My plain bread never turns out well, but my milk-dried fruit bread's nice: soft and a dense fluffiness inside, nice dark colouring on the crust. I'm wondering, if I omit the fancy ingredients of fruit bread but use the same technique, should I still end up with a soft delicious white bread? Any other suggestions in case I waste my time and ingredients?
Basically I'll stir 270 ml water + 2 teaspoons instant yeast into 500 ml plain flour (rather than 250 ml milk, 20 ml orange juice, 1 egg and bread flour).
Knead, oil, and rise about 90 minutes.
Divide in 3 (omit dried fruit). Braid together and form a circle. Rise about 45 minutes.
Glaze with oil (rather than egg).

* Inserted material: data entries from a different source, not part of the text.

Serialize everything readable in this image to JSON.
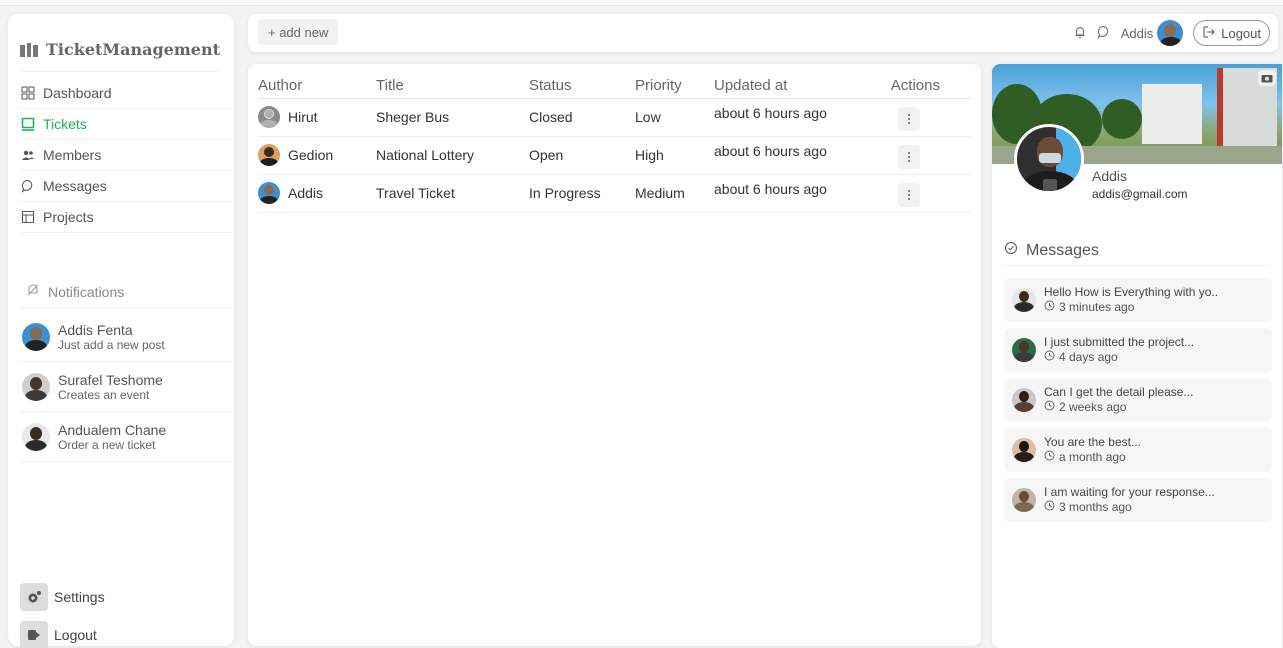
{
  "app": {
    "brand": "TicketManagement"
  },
  "sidebar": {
    "items": [
      {
        "label": "Dashboard",
        "icon": "dashboard-icon",
        "active": false
      },
      {
        "label": "Tickets",
        "icon": "ticket-icon",
        "active": true
      },
      {
        "label": "Members",
        "icon": "members-icon",
        "active": false
      },
      {
        "label": "Messages",
        "icon": "messages-icon",
        "active": false
      },
      {
        "label": "Projects",
        "icon": "projects-icon",
        "active": false
      }
    ],
    "notifications_title": "Notifications",
    "notifications": [
      {
        "name": "Addis Fenta",
        "text": "Just add a new post"
      },
      {
        "name": "Surafel Teshome",
        "text": "Creates an event"
      },
      {
        "name": "Andualem Chane",
        "text": "Order a new ticket"
      }
    ],
    "settings_label": "Settings",
    "logout_label": "Logout"
  },
  "topbar": {
    "add_label": "+ add new",
    "user_name": "Addis",
    "logout_label": "Logout"
  },
  "table": {
    "headers": [
      "Author",
      "Title",
      "Status",
      "Priority",
      "Updated at",
      "Actions"
    ],
    "rows": [
      {
        "author": "Hirut",
        "title": "Sheger Bus",
        "status": "Closed",
        "priority": "Low",
        "updated": "about 6 hours ago"
      },
      {
        "author": "Gedion",
        "title": "National Lottery",
        "status": "Open",
        "priority": "High",
        "updated": "about 6 hours ago"
      },
      {
        "author": "Addis",
        "title": "Travel Ticket",
        "status": "In Progress",
        "priority": "Medium",
        "updated": "about 6 hours ago"
      }
    ]
  },
  "profile": {
    "name": "Addis",
    "email": "addis@gmail.com",
    "messages_title": "Messages",
    "messages": [
      {
        "text": "Hello How is Everything with yo..",
        "time": "3 minutes ago"
      },
      {
        "text": "I just submitted the project...",
        "time": "4 days ago"
      },
      {
        "text": "Can I get the detail please...",
        "time": "2 weeks ago"
      },
      {
        "text": "You are the best...",
        "time": "a month ago"
      },
      {
        "text": "I am waiting for your response...",
        "time": "3 months ago"
      }
    ]
  },
  "colors": {
    "accent": "#19b35a",
    "panel": "#ffffff",
    "background": "#f3f3f4"
  }
}
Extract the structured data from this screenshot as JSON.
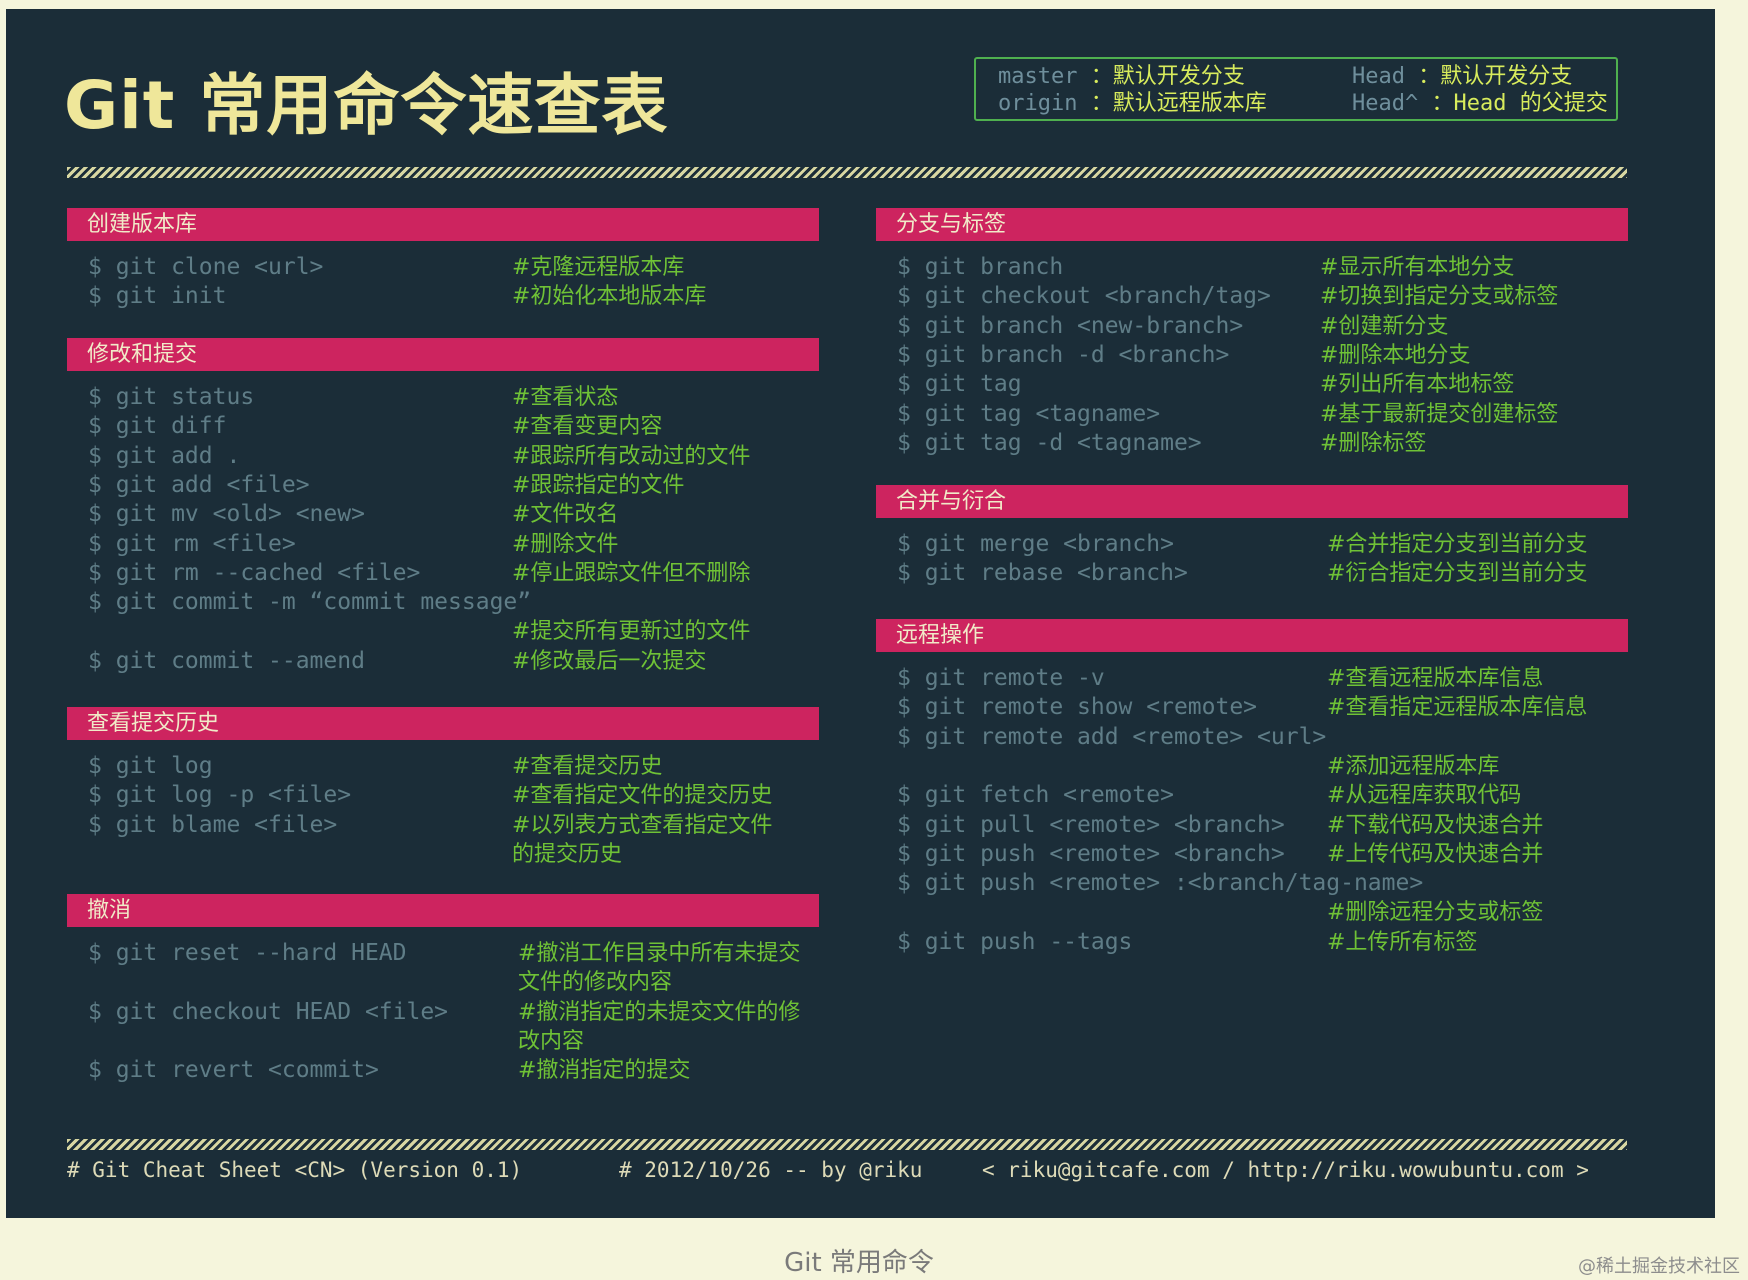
{
  "title": "Git 常用命令速查表",
  "legend": [
    {
      "key": "master",
      "value": "：默认开发分支"
    },
    {
      "key": "Head",
      "value": "：默认开发分支"
    },
    {
      "key": "origin",
      "value": "：默认远程版本库"
    },
    {
      "key": "Head^",
      "value": "：Head 的父提交"
    }
  ],
  "left_sections": [
    {
      "title": "创建版本库",
      "rows": [
        {
          "cmd": "$ git clone <url>",
          "comment": [
            "#克隆远程版本库"
          ]
        },
        {
          "cmd": "$ git init",
          "comment": [
            "#初始化本地版本库"
          ]
        }
      ]
    },
    {
      "title": "修改和提交",
      "rows": [
        {
          "cmd": "$ git status",
          "comment": [
            "#查看状态"
          ]
        },
        {
          "cmd": "$ git diff",
          "comment": [
            "#查看变更内容"
          ]
        },
        {
          "cmd": "$ git add .",
          "comment": [
            "#跟踪所有改动过的文件"
          ]
        },
        {
          "cmd": "$ git add <file>",
          "comment": [
            "#跟踪指定的文件"
          ]
        },
        {
          "cmd": "$ git mv <old> <new>",
          "comment": [
            "#文件改名"
          ]
        },
        {
          "cmd": "$ git rm <file>",
          "comment": [
            "#删除文件"
          ]
        },
        {
          "cmd": "$ git rm --cached <file>",
          "comment": [
            "#停止跟踪文件但不删除"
          ]
        },
        {
          "cmd": "$ git commit -m “commit message”",
          "comment": [
            "",
            "#提交所有更新过的文件"
          ]
        },
        {
          "cmd": "$ git commit --amend",
          "comment": [
            "#修改最后一次提交"
          ]
        }
      ]
    },
    {
      "title": "查看提交历史",
      "rows": [
        {
          "cmd": "$ git log",
          "comment": [
            "#查看提交历史"
          ]
        },
        {
          "cmd": "$ git log -p <file>",
          "comment": [
            "#查看指定文件的提交历史"
          ]
        },
        {
          "cmd": "$ git blame <file>",
          "comment": [
            "#以列表方式查看指定文件",
            "的提交历史"
          ]
        }
      ]
    },
    {
      "title": "撤消",
      "rows": [
        {
          "cmd": "$ git reset --hard HEAD",
          "comment": [
            "#撤消工作目录中所有未提交",
            "文件的修改内容"
          ]
        },
        {
          "cmd": "$ git checkout HEAD <file>",
          "comment": [
            "#撤消指定的未提交文件的修",
            "改内容"
          ]
        },
        {
          "cmd": "$ git revert <commit>",
          "comment": [
            "#撤消指定的提交"
          ]
        }
      ]
    }
  ],
  "right_sections": [
    {
      "title": "分支与标签",
      "rows": [
        {
          "cmd": "$ git branch",
          "comment": [
            "#显示所有本地分支"
          ]
        },
        {
          "cmd": "$ git checkout <branch/tag>",
          "comment": [
            "#切换到指定分支或标签"
          ]
        },
        {
          "cmd": "$ git branch <new-branch>",
          "comment": [
            "#创建新分支"
          ]
        },
        {
          "cmd": "$ git branch -d <branch>",
          "comment": [
            "#删除本地分支"
          ]
        },
        {
          "cmd": "$ git tag",
          "comment": [
            "#列出所有本地标签"
          ]
        },
        {
          "cmd": "$ git tag <tagname>",
          "comment": [
            "#基于最新提交创建标签"
          ]
        },
        {
          "cmd": "$ git tag -d <tagname>",
          "comment": [
            "#删除标签"
          ]
        }
      ]
    },
    {
      "title": "合并与衍合",
      "rows": [
        {
          "cmd": "$ git merge <branch>",
          "comment": [
            "#合并指定分支到当前分支"
          ]
        },
        {
          "cmd": "$ git rebase <branch>",
          "comment": [
            "#衍合指定分支到当前分支"
          ]
        }
      ]
    },
    {
      "title": "远程操作",
      "rows": [
        {
          "cmd": "$ git remote -v",
          "comment": [
            "#查看远程版本库信息"
          ]
        },
        {
          "cmd": "$ git remote show <remote>",
          "comment": [
            "#查看指定远程版本库信息"
          ]
        },
        {
          "cmd": "$ git remote add <remote> <url>",
          "comment": [
            "",
            "#添加远程版本库"
          ]
        },
        {
          "cmd": "$ git fetch <remote>",
          "comment": [
            "#从远程库获取代码"
          ]
        },
        {
          "cmd": "$ git pull <remote> <branch>",
          "comment": [
            "#下载代码及快速合并"
          ]
        },
        {
          "cmd": "$ git push <remote> <branch>",
          "comment": [
            "#上传代码及快速合并"
          ]
        },
        {
          "cmd": "$ git push <remote> :<branch/tag-name>",
          "comment": [
            "",
            "#删除远程分支或标签"
          ]
        },
        {
          "cmd": "$ git push --tags",
          "comment": [
            "#上传所有标签"
          ]
        }
      ]
    }
  ],
  "footer": {
    "left": "# Git Cheat Sheet <CN> (Version 0.1)",
    "middle": "# 2012/10/26  -- by @riku",
    "right": "< riku@gitcafe.com / http://riku.wowubuntu.com >"
  },
  "caption": "Git 常用命令",
  "watermark": "@稀土掘金技术社区"
}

Bake at 220 degrees Centigrade for about 20 minutes.
but apart from that, it's a reasonable basic bread recipe... (I'd also use weights rather than volume too - 500g flour, 320g water, 9g yeast, 5g salt)
The orange juice in the fruit loaf will be adding a little vitamin C, aka. "flour improver". It will help the gluten work a little better. You probably need to bake a lot longer too - 30 minutes or more, however it will depend on the loaf shape. I'd start with a simple boulle if not using a tin.